Larker and Tayan Re-Discover the Governance Wheel

Stanford’s David F. Larcker and Brian Tayan have a new paper called Loosey-Goosey Governance: Four Misunderstood Terms in Corporate Governance in which they appear to think they’ve discovered what everyone has understood forever — that there are limits to structural solutions and that checklists of best practices are not especially helpful.

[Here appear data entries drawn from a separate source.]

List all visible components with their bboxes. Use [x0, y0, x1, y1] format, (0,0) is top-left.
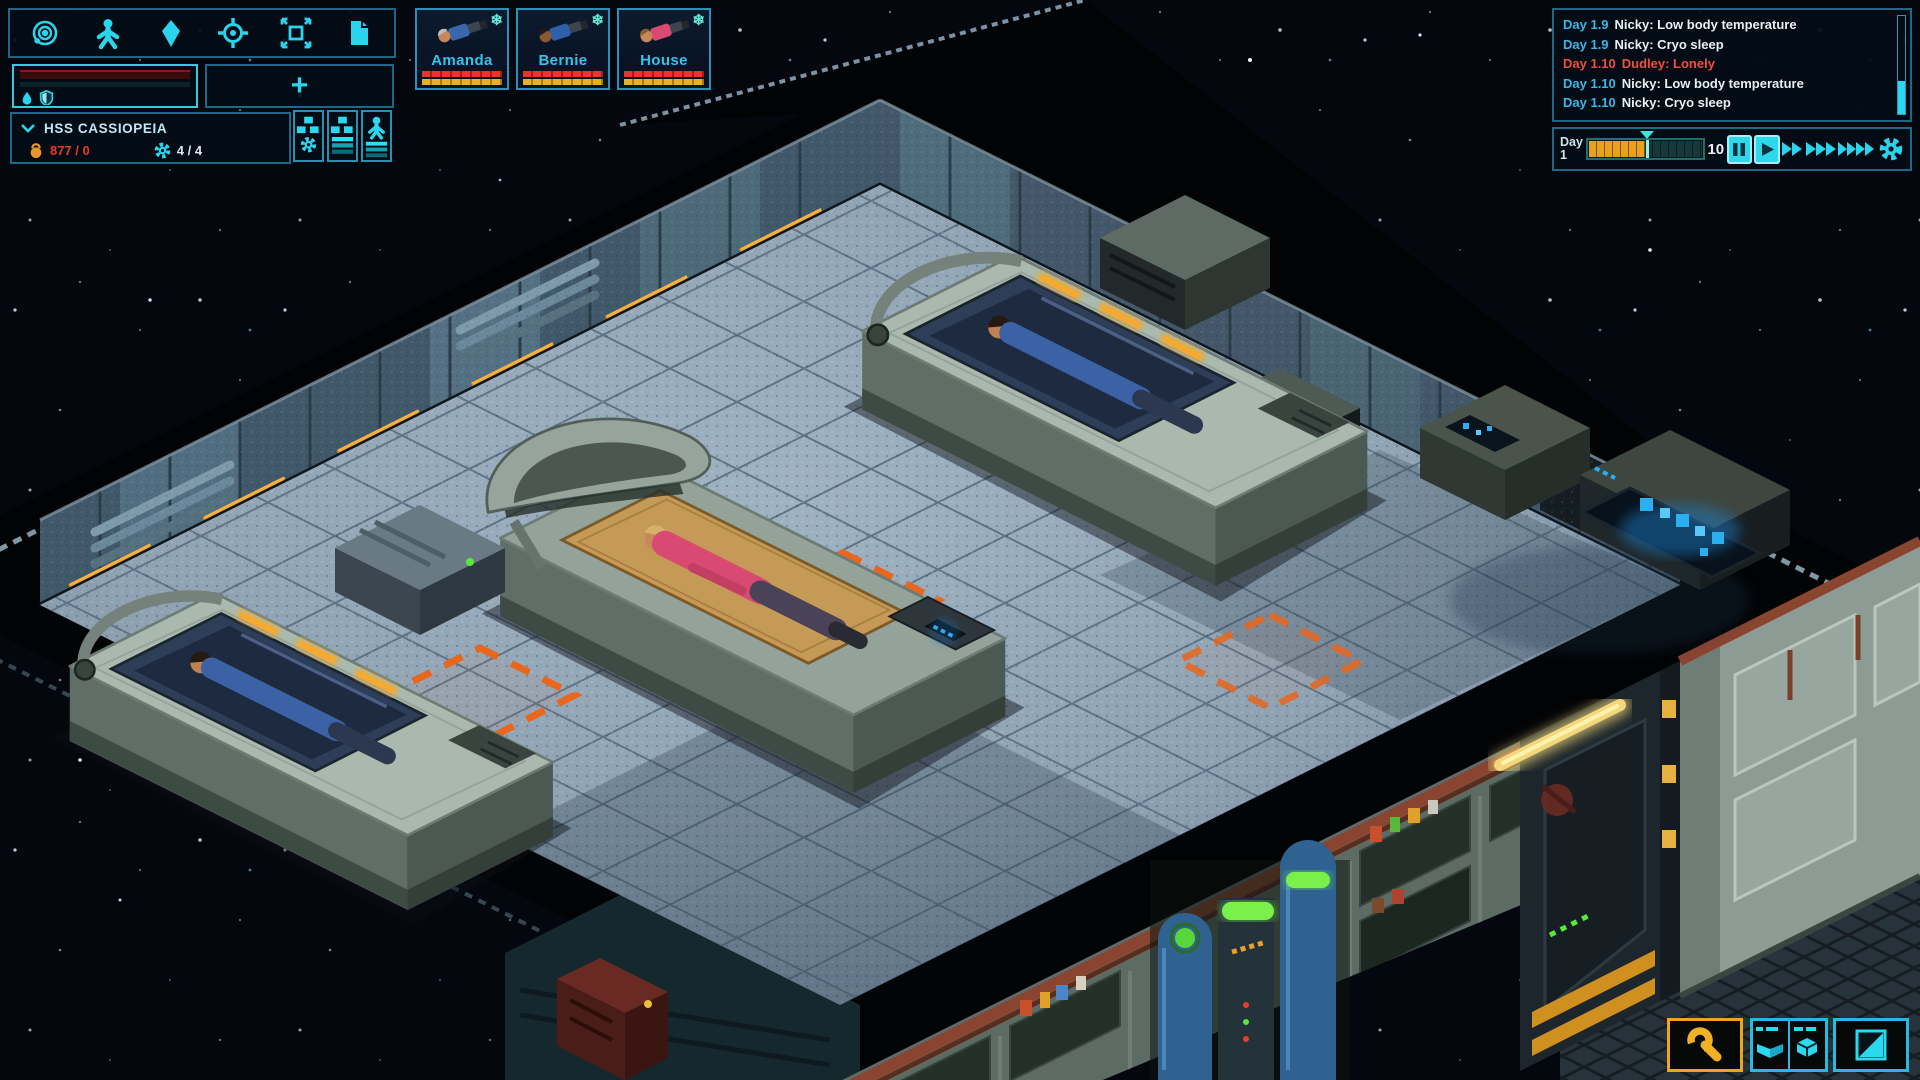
crew-sprite [633, 14, 693, 50]
weight-icon [28, 142, 44, 158]
time-marker-icon [1640, 131, 1654, 139]
diagonal-square-icon [1851, 1025, 1891, 1065]
resource-icon[interactable] [148, 13, 194, 53]
speed4-button[interactable] [1838, 134, 1876, 164]
ship-name: HSS CASSIOPEIA [44, 121, 167, 136]
log-scrollbar[interactable] [1897, 15, 1906, 115]
system-view-icon[interactable] [22, 13, 68, 53]
crew-status-bars [422, 71, 502, 85]
droplet-icon [20, 91, 34, 105]
ship-systems: 4 / 4 [177, 143, 202, 158]
log-entry-alert[interactable]: Day 1.10Dudley: Lonely [1563, 54, 1894, 74]
ship-storage-button[interactable] [327, 110, 358, 162]
crew-card-amanda[interactable]: ❄ Amanda [415, 8, 509, 90]
hull-bar [20, 70, 190, 79]
hour-display: 10 [1707, 141, 1724, 158]
cryo-sleep-icon: ❄ [591, 11, 604, 29]
ship-mass: 877 / 0 [50, 143, 90, 158]
time-controls: Day1 10 [1552, 127, 1912, 171]
life-support-machine[interactable] [1150, 840, 1350, 1080]
day-display: Day1 [1560, 136, 1584, 162]
crew-card-bernie[interactable]: ❄ Bernie [516, 8, 610, 90]
crew-status-bars [624, 71, 704, 85]
target-icon[interactable] [210, 13, 256, 53]
event-log: Day 1.9Nicky: Low body temperature Day 1… [1552, 8, 1912, 122]
crew-name: Amanda [417, 52, 507, 69]
crew-name: Bernie [518, 52, 608, 69]
ship-header[interactable]: HSS CASSIOPEIA [20, 117, 281, 139]
cryo-sleep-icon: ❄ [490, 11, 503, 29]
chevron-down-icon [20, 122, 36, 134]
ship-panel: HSS CASSIOPEIA 877 / 0 4 / 4 [10, 112, 291, 164]
wall-cutaway-button[interactable] [1833, 1018, 1909, 1072]
view-mode-button[interactable] [1750, 1018, 1828, 1072]
gear-icon [154, 142, 171, 159]
cryo-sleep-icon: ❄ [692, 11, 705, 29]
crew-icon[interactable] [85, 13, 131, 53]
add-ship-button[interactable]: + [205, 64, 394, 108]
ship-facilities-button[interactable] [293, 110, 324, 162]
crew-card-house[interactable]: ❄ House [617, 8, 711, 90]
log-entry[interactable]: Day 1.10Nicky: Cryo sleep [1563, 93, 1894, 113]
log-entry[interactable]: Day 1.9Nicky: Low body temperature [1563, 15, 1894, 35]
game-window: + HSS CASSIOPEIA 877 / 0 4 / 4 [0, 0, 1920, 1080]
log-entry[interactable]: Day 1.9Nicky: Cryo sleep [1563, 35, 1894, 55]
crew-status-bars [523, 71, 603, 85]
crew-sprite [532, 14, 592, 50]
speed2-button[interactable] [1782, 134, 1804, 164]
pause-button[interactable] [1727, 135, 1753, 164]
shield-bar [20, 82, 190, 87]
log-entry[interactable]: Day 1.10Nicky: Low body temperature [1563, 74, 1894, 94]
crew-name: House [619, 52, 709, 69]
crew-sprite [431, 14, 491, 50]
build-mode-button[interactable] [1667, 1018, 1743, 1072]
settings-gear-icon[interactable] [1878, 134, 1904, 164]
add-ship-label: + [291, 71, 309, 101]
wrench-icon [1684, 1024, 1726, 1066]
time-cursor [1646, 140, 1649, 158]
file-icon[interactable] [336, 13, 382, 53]
hull-meter[interactable] [12, 64, 198, 108]
main-toolbar [8, 8, 396, 58]
day-progress-bar [1586, 138, 1705, 160]
play-button[interactable] [1754, 135, 1780, 164]
open-box-icon [1753, 1023, 1788, 1067]
cube-icon [1790, 1023, 1825, 1067]
expand-icon[interactable] [273, 13, 319, 53]
shield-icon [39, 90, 54, 105]
speed3-button[interactable] [1806, 134, 1836, 164]
ship-crew-button[interactable] [361, 110, 392, 162]
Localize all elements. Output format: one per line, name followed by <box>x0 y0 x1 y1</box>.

We were very clear about this when we founded The Corporate Library in 2000 (later GMI and now a part of MSCI). Our ratings of boards were not based on what they said they did or on “resume independence” but on the quality of the decisions they made, especially in those areas where there were potential conflicts of interest between management and shareholders. For example, managers, including CEOs, would like less risk and volatility in their incentive compensation, while investors would like a tighter link between pay and performance. If conflicts like those were not resolved in favor of investors, the board got a lower rating. Over time, our ability to find indicators of litigation risk, liability risk, and investment risk were so reliable that we were able to meet the ultimate market test of providing the ratings to D&O liability insurers as well as institutional investors.

Larker and Tayan appear to think it is insightful that there is no proven benefit from independent board chairs. That has been shown many times already. The reason is not that independence is unimportant; it is that in the US “independent board chairs” or splits between CEO and Chairmen are not especially meaningful in the aggregate. That does not mean that it is not a useful change when a company is failing. It means that calling someone an independent chair does not actually mean that the chair is actually independent. We have used the example many times of the board at Juno Lighting, which consisted of the CEO, the CFO, the company’s lawyer, the company’s investment banker, and another guy who insisted he was independent but who was a pal of the CEO who played in the same jazz band. That is not the kind of connection that will show up in an SEC filing, but in reality there is no way to call him “independent.” As long as insiders control the nomination process and even a 99 percent no vote cannot boot someone off the board, the term “independent” has very little meaning. This is even clearer when the insiders determine when the CEO and chair positions should be split and who should serve as chair.

If investors are over-focused on these kinds of indicators (as they tend to be due to the cost/benefit of this kind of information) perhaps we should consider what kind of weight would be attached to those initiatives if other options were available — like, say, removing board members on, say, comp or nominating or audit committees.

“Best practices” have two functions. First, when things are not going well, they suggest changes that may be helpful. Second in a “comply or explain” model, they can shift the burden of proof so that executives and directors need to explain why their version of governance is better. If, for example, every board member has a substantial proportion of his or her net worth invested in the company, some of the conventional “best practices” may be superfluous. If a board is made up exclusively of white males, we’d be willing to hear the reason why, and confident that having to answer it would be a worthwhile exercise.

“Why can we still not answer the question of what makes good governance?” Larker and Tayan ask. Answering that question is not difficult, but looking at structures and check-lists is the wrong place to start. Good governance means optimal risk management, determined by evaluating the pay/performance link over the long term compared to the peer group and the market as a whole, strategic planning, management of conflicts of interest, acquisitions and divestments of non-core assets, transparency of financial reporting (including explicit quantifiable goals for any “stakeholder” priorities), CEO succession planning, etc.

Speaking of incentives, we’d like to know more about who funded this research.